If your Medicare Part D drug plan is covering your drug, but your copay is high, it may be because the drug is on a high cost tier.
Cost tiers are how drug plans price the drugs they cover, with the least expensive, generic drugs on Tier 1, and more expensive brand-name and specialty drugs in higher tiers. Each plan sets its own tiers, and plans often change their cost tiers from year to year.
If you’re charged a high copay at the pharmacy, talk to your pharmacist and your plan to find out why. (There a number of reasons your copay could be high, for example, if the pharmacy isn’t one of your plan’s preferred network pharmacies, if there’s a problem with your secondary drug coverage, or if the plan changed its copays for the new year.)
If your copay is high because your prescription is in a higher cost tier than other similar drugs on the formulary, you can ask your Medicare drug plan to move it to a lower tier for you. This is called a request for a formulary tier exception.
You will need your doctor to fill out a Coverage Determination Request Form (click here) that says you’re requesting a formulary tier exception. All plans must accept this standard Coverage Determination Request Form, but some plans may have their own specific forms that they prefer you use.
The request should say:
- which similar drugs are on lower cost tiers on the plan’s formulary, and
- why those other drugs are ineffective or harmful for you, or are likely to be ineffective or harmful for you.

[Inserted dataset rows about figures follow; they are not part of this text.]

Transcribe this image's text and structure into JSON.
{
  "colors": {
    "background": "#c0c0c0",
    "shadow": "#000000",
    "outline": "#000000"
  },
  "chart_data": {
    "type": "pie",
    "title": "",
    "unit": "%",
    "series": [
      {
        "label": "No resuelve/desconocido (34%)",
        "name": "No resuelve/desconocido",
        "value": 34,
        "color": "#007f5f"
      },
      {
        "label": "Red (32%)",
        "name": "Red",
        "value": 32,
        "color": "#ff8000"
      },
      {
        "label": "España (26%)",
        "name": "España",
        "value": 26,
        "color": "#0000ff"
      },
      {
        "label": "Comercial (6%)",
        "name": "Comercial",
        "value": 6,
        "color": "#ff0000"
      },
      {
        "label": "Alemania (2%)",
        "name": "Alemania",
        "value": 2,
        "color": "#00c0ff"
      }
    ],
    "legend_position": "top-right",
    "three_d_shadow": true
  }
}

Note, however, that you can’t request that your plan move the drug to a lower tier if the drug you need is in a specialty tier (often the most expensive drugs), or if you want to get a brand-name drug placed on the same cost tier as a generic drug.

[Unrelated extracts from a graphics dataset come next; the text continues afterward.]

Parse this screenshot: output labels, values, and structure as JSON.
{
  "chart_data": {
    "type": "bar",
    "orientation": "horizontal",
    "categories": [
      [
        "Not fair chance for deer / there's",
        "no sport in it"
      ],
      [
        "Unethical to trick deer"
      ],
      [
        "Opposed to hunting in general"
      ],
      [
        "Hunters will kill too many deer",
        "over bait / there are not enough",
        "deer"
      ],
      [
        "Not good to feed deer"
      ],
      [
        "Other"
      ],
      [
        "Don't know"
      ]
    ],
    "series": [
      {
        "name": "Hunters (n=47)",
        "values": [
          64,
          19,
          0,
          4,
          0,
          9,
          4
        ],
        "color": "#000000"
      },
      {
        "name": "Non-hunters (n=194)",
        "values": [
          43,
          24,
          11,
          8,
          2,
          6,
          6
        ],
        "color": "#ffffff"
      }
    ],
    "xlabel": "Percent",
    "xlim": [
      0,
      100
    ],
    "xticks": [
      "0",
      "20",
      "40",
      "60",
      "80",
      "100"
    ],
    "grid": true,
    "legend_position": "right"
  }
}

Call the plan to find out where to send the request. Keep proof, such as fax transmission reports or certified return receipts, of when you or your doctor sent the request.

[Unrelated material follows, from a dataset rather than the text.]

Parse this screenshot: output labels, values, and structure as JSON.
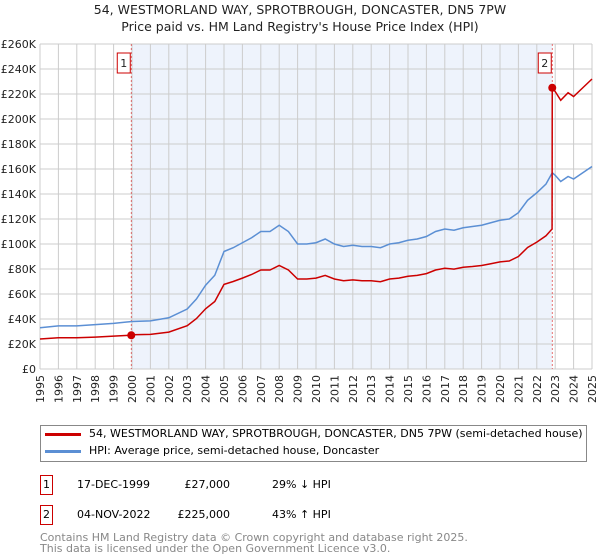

Plans must also let you request an exception through a toll-free phone number or the plan website, but even when you do this, the plan can still require that your doctor submit a written statement of support. The plan won’t start processing your request until your doctor has provided the requested information.
Plans must respond within 72 hours of getting the doctor's written statement. If it’s an emergency, plans must respond to expedited requests within 24 hours. These are clock hours, not business hours. Your plan should send you a written coverage determination that says whether it will cover your drug at the lower cost tier. If you don’t hear from the plan in the proper timeframe, call and ask for the decision.
If the plan approves your request…
If your plan approves your request, that means the plan must cover your drug at the lower cost tier within 72 hours of getting the doctor’s written statement. Make sure the plan approves coverage at the lower tier for the rest of the year. Normally, plans will approve exceptions until the end of the calendar year (December 31).
If you aren’t sure for how long your plan has approved your medication, call and ask for that information in writing. It’s important to have this in case you have to ask for another exception.
If the plan denies the request…
If a plan denies your request, you can appeal the plan's decision. Your plan should respond to you in writing with a letter titled "Notice of Denial of Medicare Prescription Drug Coverage." You’ll need this written notice in order to appeal, and the notice will include instructions on how to appeal. Appealing is also called requesting a redetermination from your plan.
Note: The plan doesn’t consider your income when you request a formulary tier exception. However, if your income is low, you may qualify for programs that help pay your drug costs, such as Extra Help or your State Pharmaceutical Assistance Program.